Top: Lemon Peel, Mint Leaves, Coriander Seed
Middle: Sambuca Accord, Mugwort Leaf, White Jasmine
Base: Vetiver, Benzoin Resin, Cedarwood, White Musk
The meal is over. One last small glass is set on the table.
Cool herbs, the sweetness of anise, the warmth of a blue flame left at the bottom of the glass.
Blue Flame begins in that glass.
It opens bright and bitter, like a lemon peel twisted between the fingers. Mint leaves follow with a cool breath, and dry coriander seed steadies it. A clean start, yet somehow already composed.
At its heart is sambuca. Not a sticky, sugary sweetness, but the cool sweetness that lingers in the mouth after a sip of anise liqueur. Mugwort draws a thin herbal shadow across it, and the scent gains a grain all its own, unlike any ordinary mint. Darker, quieter, legible only up close.
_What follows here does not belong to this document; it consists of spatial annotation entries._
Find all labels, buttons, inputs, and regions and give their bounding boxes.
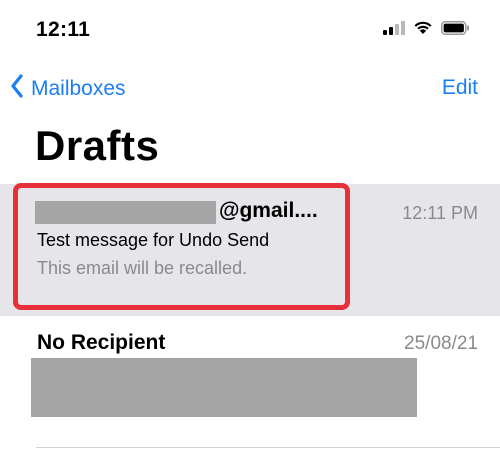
battery-icon [441, 20, 470, 40]
wifi-icon [413, 20, 433, 40]
cellular-signal-icon [383, 20, 405, 40]
chevron-left-icon [10, 74, 24, 103]
redacted-message-content [31, 358, 417, 417]
redacted-sender [35, 201, 216, 224]
message-time: 12:11 PM [402, 203, 478, 223]
message-date: 25/08/21 [404, 333, 478, 354]
back-button-label: Mailboxes [31, 76, 126, 100]
status-time: 12:11 [36, 18, 91, 41]
back-button[interactable]: Mailboxes [10, 74, 126, 103]
message-preview: This email will be recalled. [37, 258, 248, 278]
message-sender[interactable]: No Recipient [37, 331, 165, 355]
page-title: Drafts [35, 122, 160, 169]
message-sender: @gmail.... [219, 199, 318, 222]
status-icons [383, 20, 470, 40]
list-divider [36, 447, 500, 448]
status-bar: 12:11 [0, 0, 500, 60]
edit-button[interactable]: Edit [442, 76, 478, 100]
message-subject: Test message for Undo Send [37, 230, 270, 250]
navigation-bar: Mailboxes Edit [0, 68, 500, 108]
Later, vetiver and cedarwood trace the outline of dry wood, and benzoin resin adds a low warmth. White musk finally settles onto the skin, and the fragrance that began cold closes as a warm, languid skin scent, its sweet herbs still held within.
The end of a meal. Low light. A blue flame swaying in a small glass.
Blue Flame is that scene, made into a fragrance.